I peeled and sliced some dessert apples into the dish, using enough apples to come about two thirds of the way up.  I always add the apples the way my mum did.  She never cored them or used a chopping board but she would cut slices from the apple straight into the dish, leaving the core behind in her hand.

I then dotted some bits of chopped marzipan amongst the apples and blobbed some spoonfuls of mincemeat on top.  I didn’t add any more sugar as I thought the mincemeat would make the crumble plenty sweet enough and it did.

I then sprinkled some crumble mix over the top and baked for about 25 minutes until the crumb was golden brown and the filling bubbling around the edges.

As for crumble mix, I often make much more than I need and keep leftover mix in a bag in the freezer.  It’s ready for instant use without any need to defrost it.  I’m also not averse to using ready made packet crumble mix when I’m pressed for time. 

We had our festive crumble with custard but cream, ice cream and leftover brandy butter would would also have been good.  There is still some mincemeat left in the jar so I’m sure there will be more festive crumbles to be enjoyed this winter. 

Looking at these photos, I realise that the camera I bought to replace my stolen one (it was in the handbag that some toerag took in Barcelona last October) is nowhere near as good as I had thought it would be.  I bought it because the price was about the same and I thought it was enough to pay, but, thinking about it later, the original one was half price in a sale about ten years ago which could make it about four times the cost of the one I bought to replace it.  I always believed that you get what you pay for and this proves it.  Hey ho.


  1. I'm a big crumble fan too.
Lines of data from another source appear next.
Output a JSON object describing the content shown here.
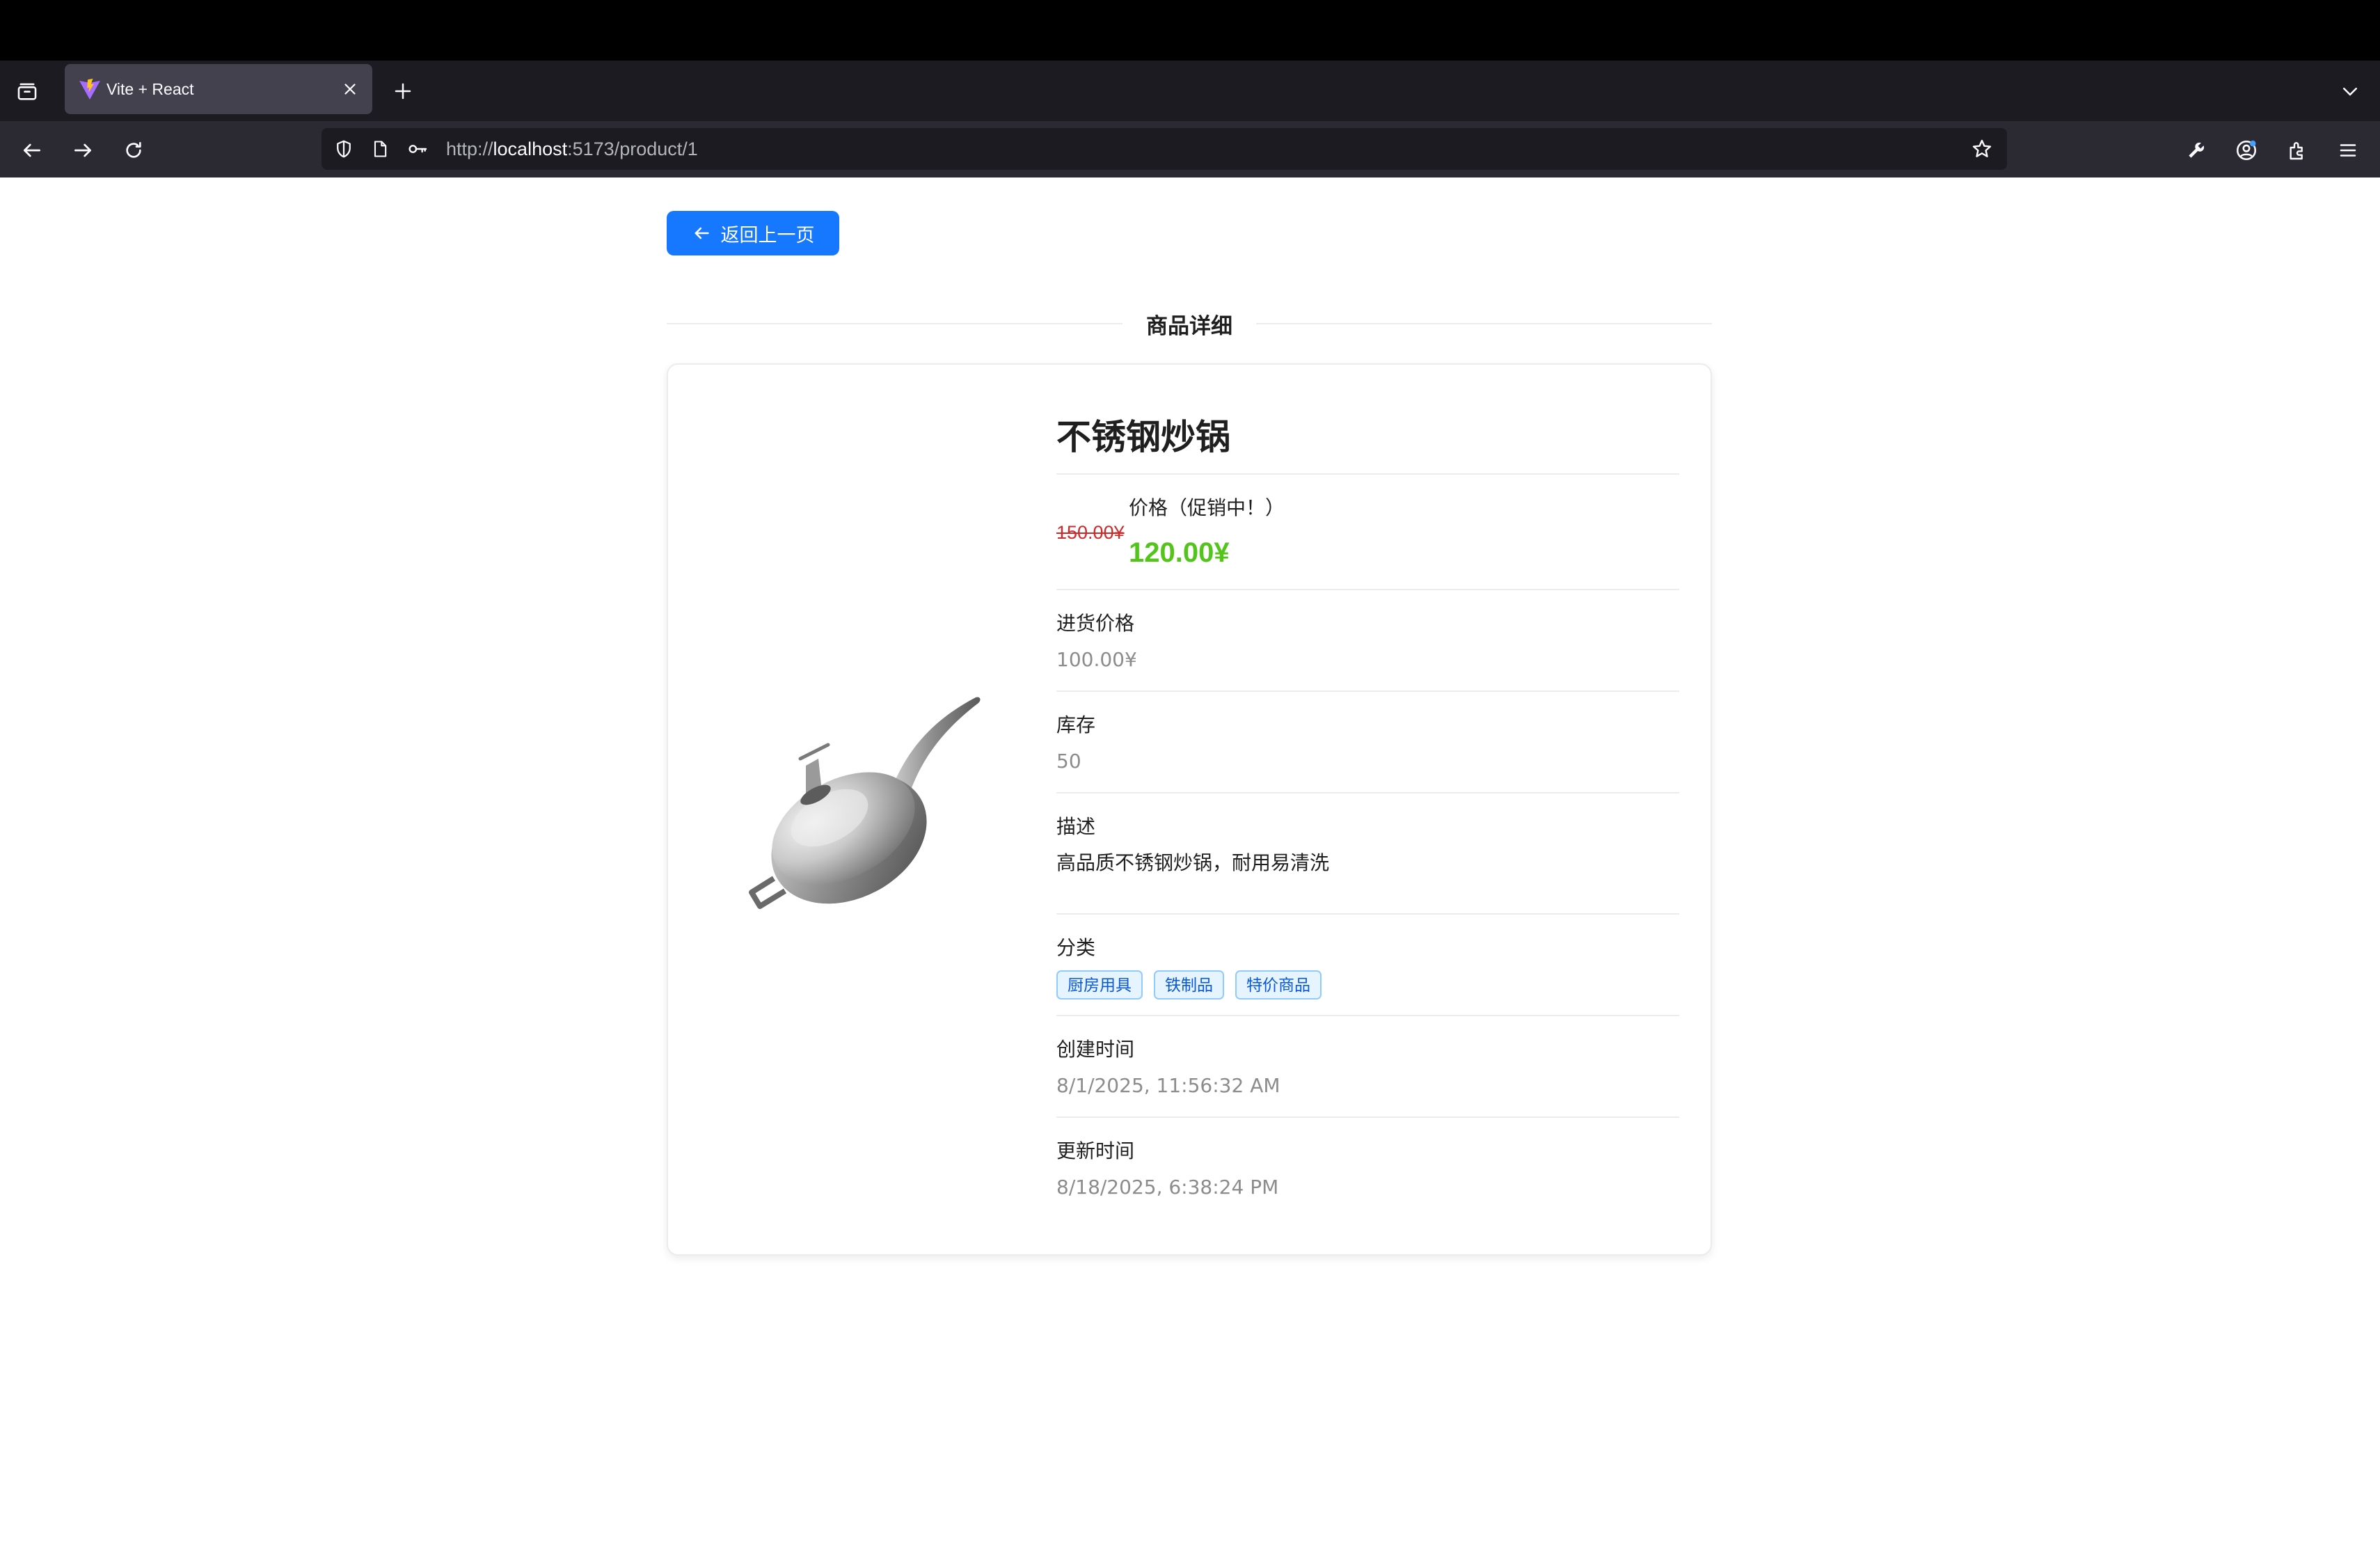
{
  "browser": {
    "tab": {
      "title": "Vite + React"
    },
    "url": {
      "prefix": "http://",
      "host": "localhost",
      "path": ":5173/product/1"
    }
  },
  "page": {
    "back_button_label": "返回上一页",
    "section_title": "商品详细",
    "product": {
      "name": "不锈钢炒锅",
      "price_label": "价格（促销中！）",
      "original_price": "150.00¥",
      "sale_price": "120.00¥",
      "purchase_price_label": "进货价格",
      "purchase_price": "100.00¥",
      "stock_label": "库存",
      "stock": "50",
      "description_label": "描述",
      "description": "高品质不锈钢炒锅，耐用易清洗",
      "category_label": "分类",
      "categories": [
        "厨房用具",
        "铁制品",
        "特价商品"
      ],
      "created_label": "创建时间",
      "created_at": "8/1/2025, 11:56:32 AM",
      "updated_label": "更新时间",
      "updated_at": "8/18/2025, 6:38:24 PM"
    }
  },
  "colors": {
    "primary": "#1677ff",
    "sale_price": "#52c41a",
    "original_price": "#cf2a2a",
    "tag_text": "#0958d9",
    "tag_bg": "#e6f4ff"
  }
}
Like the idea of putting marzipan in it.

  2. This sounds delicious - a great way to use up festive left overs. I've grated left over marzipan into a banana bread before and that was really tasty.

    Also, my mum chops apples (and most vegetables) in her hand too. She thinks a chopping board is just another unnecessary thing to wash, hehe.
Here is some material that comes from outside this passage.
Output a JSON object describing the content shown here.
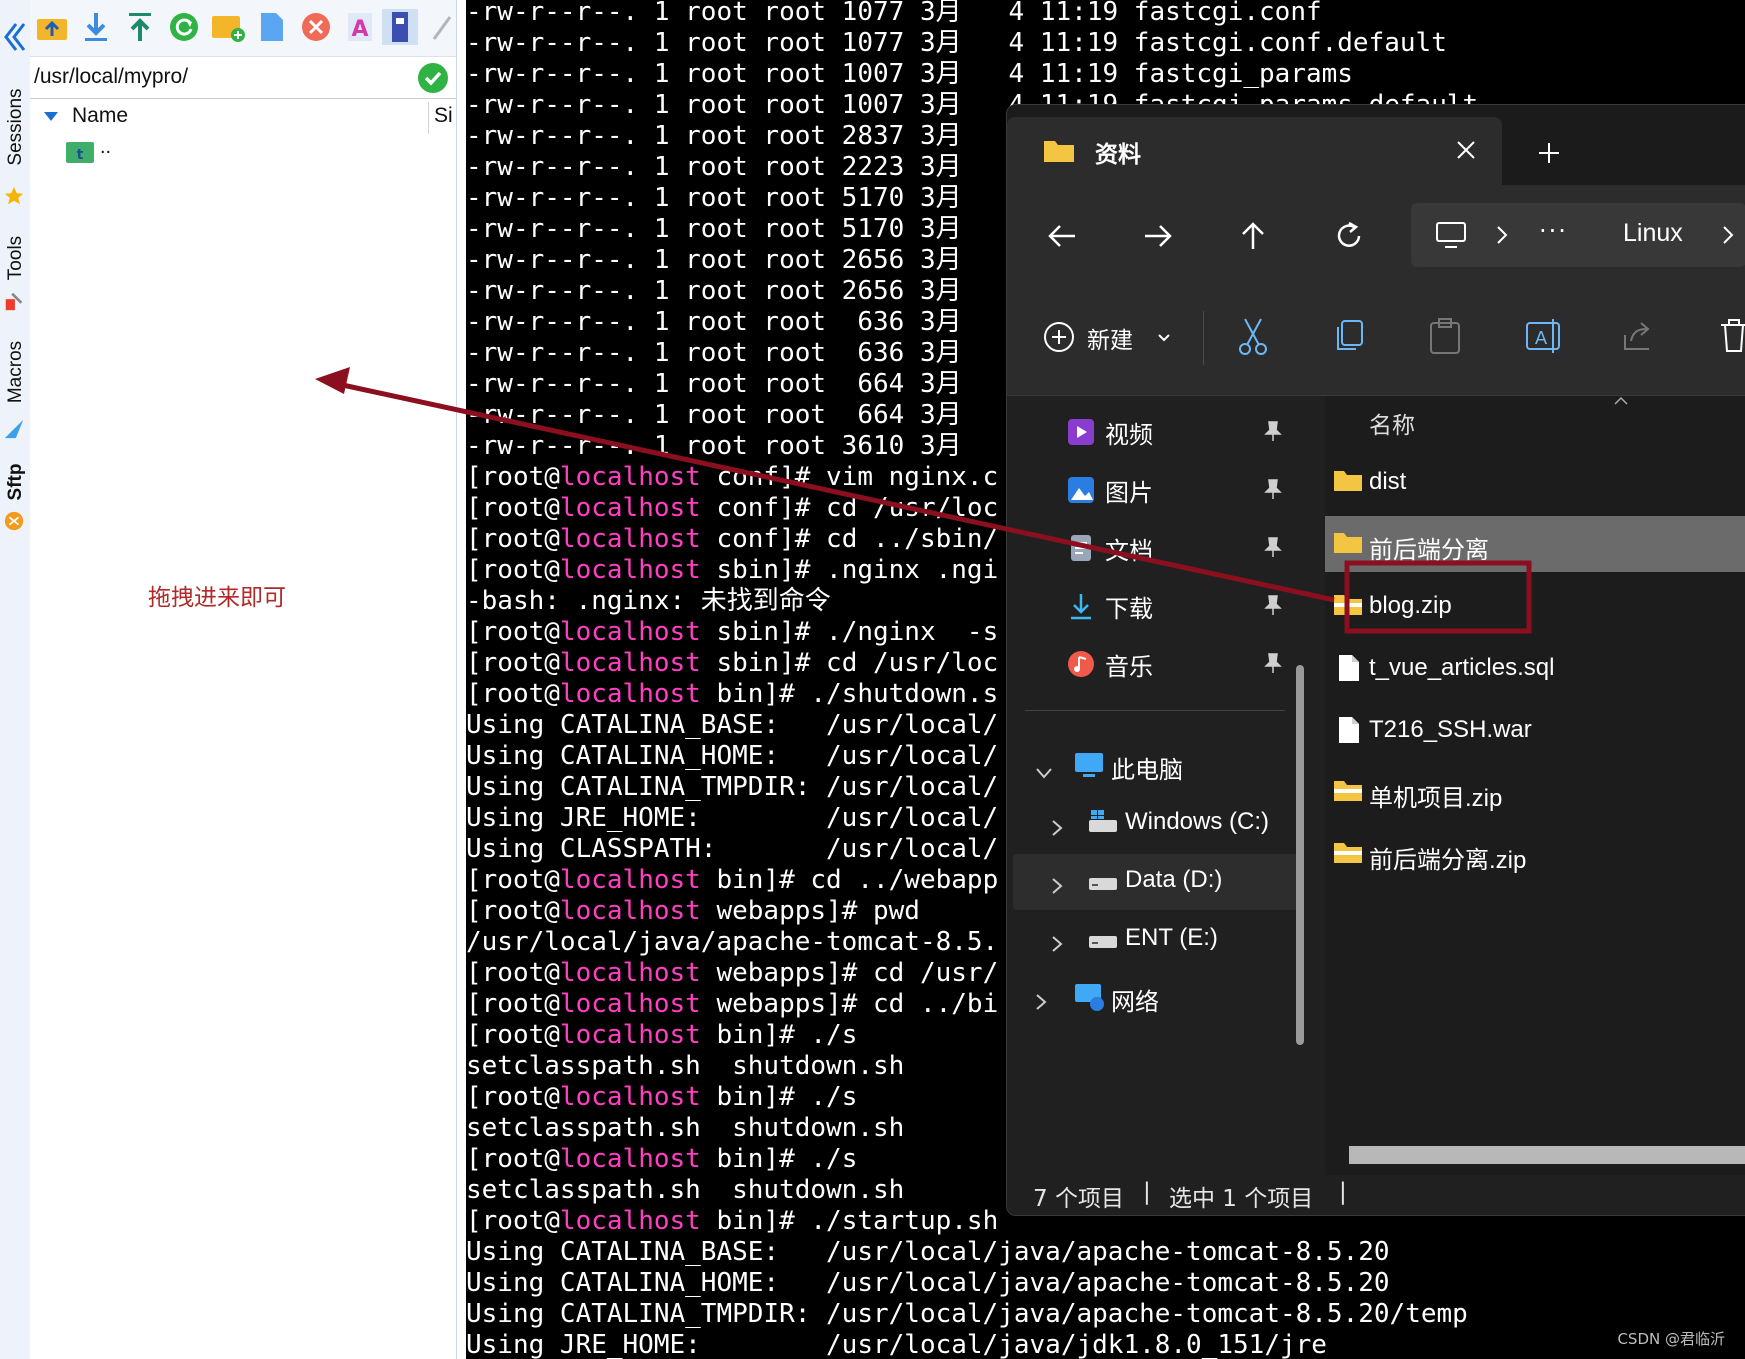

    1. Jo, my mum didn't own a chopping board until the 80's when I gave her one for Christmas. Chopping was done in the hand or on a plate, occasionally on the worktop.
      Those old formica worktops could withstand anything, the sharpest knives and pots straight out of the oven..

    2. I forgot to add, marzipan in banana cake sounds wonderful, 'll try that.

  3. I made a crumble with apple and a couple of spoonfuls of leftover mincemeat after Christmas. It was good. Like you I often have a batch of prepared crumble mix in the fridge (especially while I'm trying to use up my apple crop).

    A good tip that we always follow when buying a new camera is - don't by a new camera, buy a refurbished one from the manufacturer. This will get you a brand new camera that has had a fault and been repaired. That way you can buy something you couldn't otherwise afford, at a bargain price, and it's been checked over and certified as in full working order.

  4. I love a crumble and that's just right for the winter. I could be persuaded to try the marzipan trick but I think I was really put off marzipan by some terrible cakes I've had in the past. I remember Two Way Family Favourites and Sunday lunch but my mother rarely had time to make desserts and so I was in charge of making (alcohol free) trifle from a very young age. Looking back I think they were barely edible.